Un super film sur Alan Turing que je ne connaissais pas.
D'abord, ce film nous renvoie à un épisode méconnu de l'Histoire, un service rendu par une poignée d'hommes obscurs qui a joué un rôle important. Turing et quelques mathématiciens ont été recrutés par les services britanniques pour une mission particulière : décrypter Enigma, le mode codifié de communication des nazis qui chaque jour fait l'objet d'une reprogrammation. Plusieurs chercheurs avant eux ont essayé sans y parvenir tant les combinaisons étaient multiples et variables (plusieurs milliards de possibilités par jour). Un véritable casse-tête et un système réputé inviolable. Or, Turing a une idée qu'il propose aux autorités : imiter Enigma dans un sens inversé, créer une machine aussi complexe et rapide non pas pour coder le langage mais pour précisément le décoder. La stratégie est bonne mais le savoir-faire des hommes manque à l'appel et il faut se former, inventer, fabriquer un outil qui n'a pas de modèle. Du coup, il y a des échecs, du retard, des protestations face à la difficulté de la tâche et des tensions, des incompréhensions dans les relations. Or, étant lui-même l'inspirateur et chef du projet, c'est Turing qui affronte ou subit la frustration des collègues et supérieurs qui peinent à croire en lui au point que dans une scène, on voit son commandant donner l'ordre de débrancher brusquement la machine (au risque de la détraquer sous ses yeux alarmés). Quand on sait que près d'un an s'est alors écoulé pour la fabriquer et qu'une fois opérationnelle, elle va réussir le décryptage, on se dit qu'il s'en est fallu de peu...car son impact a été bel et bien décisif pour la guerre. Les alliés par cette machine, ont récupéré des infos sur le mouvement des troupes nazis, les attaques qu'ils préparaient et ont pu ainsi mieux se positionner sur le terrain, davantage riposter. Au point que l'on estime même que les travaux de ces hommes du renseignement, ont écourté la guerre en intervenant dans des batailles comme Stalingrad, les Ardennes, le débarquement de Normandie qui sont d'abord reconnues comme des victoires alliées.

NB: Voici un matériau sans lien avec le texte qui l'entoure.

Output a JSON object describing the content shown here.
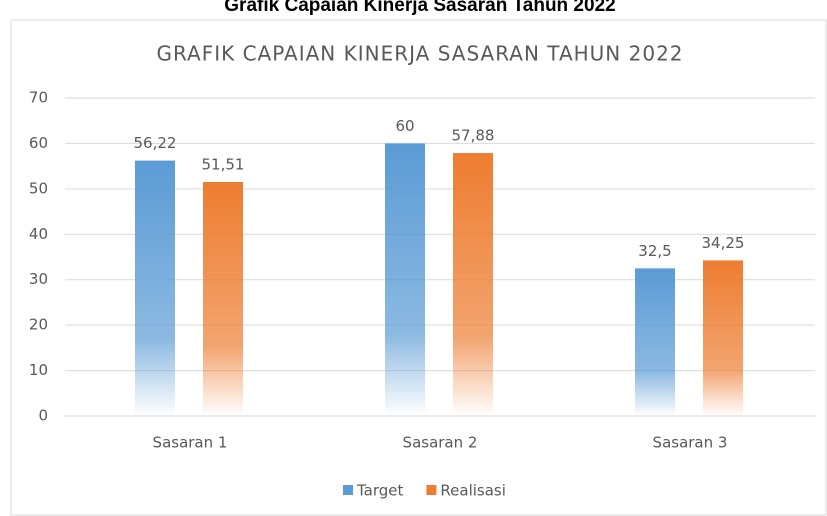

Mais Imitation Game, c'est aussi le portrait d'un homme complexe, tourmenté, génial, seul et arrogant. Souffre-douleur de ses camarades à l'école, Turing a pris conscience jeune du goût des hommes pour la violence, du caractère injuste des rapports de force en société. Un regard blasé, pessimiste teinté de mépris et soutenu par des remarques piquantes ou glaçantes qui agacent beaucoup. Mais Turing n'est pas là pour plaire, ce qu'il convient lui-même : il est là pour faire gagner à condition qu'on écoute et mette en application ses idées. Or, celles-ci laissent perplexes, attirent autant qu'elles repoussent vu qu'elles n'ont pas de références au préalable tout comme elles sont exigeantes à réaliser. Alors ses rapports avec les autres restent tendus même en étant adulte avec une fonction reconnue...Surtout que Turing est un solitaire angoissé : seul chez lui, dans ses affaires domestiques comme dans sa tête face à ses dilemmes. Il lui est vraiment difficile d'aller vers les autres (dont il se méfie au vu de son passé) et pourtant c'est lui qui doit le faire dans le cadre de la réalisation du projet (car les autres, eux, continuent globalement de critiquer). Un portrait touchant aussi vers la fin quand on le voit se confier à son ex-compagne (et sans doute seule amie), sur la mort d'un camarade qui a été son meilleur ami d'enfance alors qu'il est sous le coup d'un nouveau problème : une fois son équipe dissoute après la guerre, les autorités anglaises, plutôt que de récompenser, le condamnent pour outrage aux bonnes mœurs. Le mot de fin du film rapporte même qu'il se serait ensuite suicidé.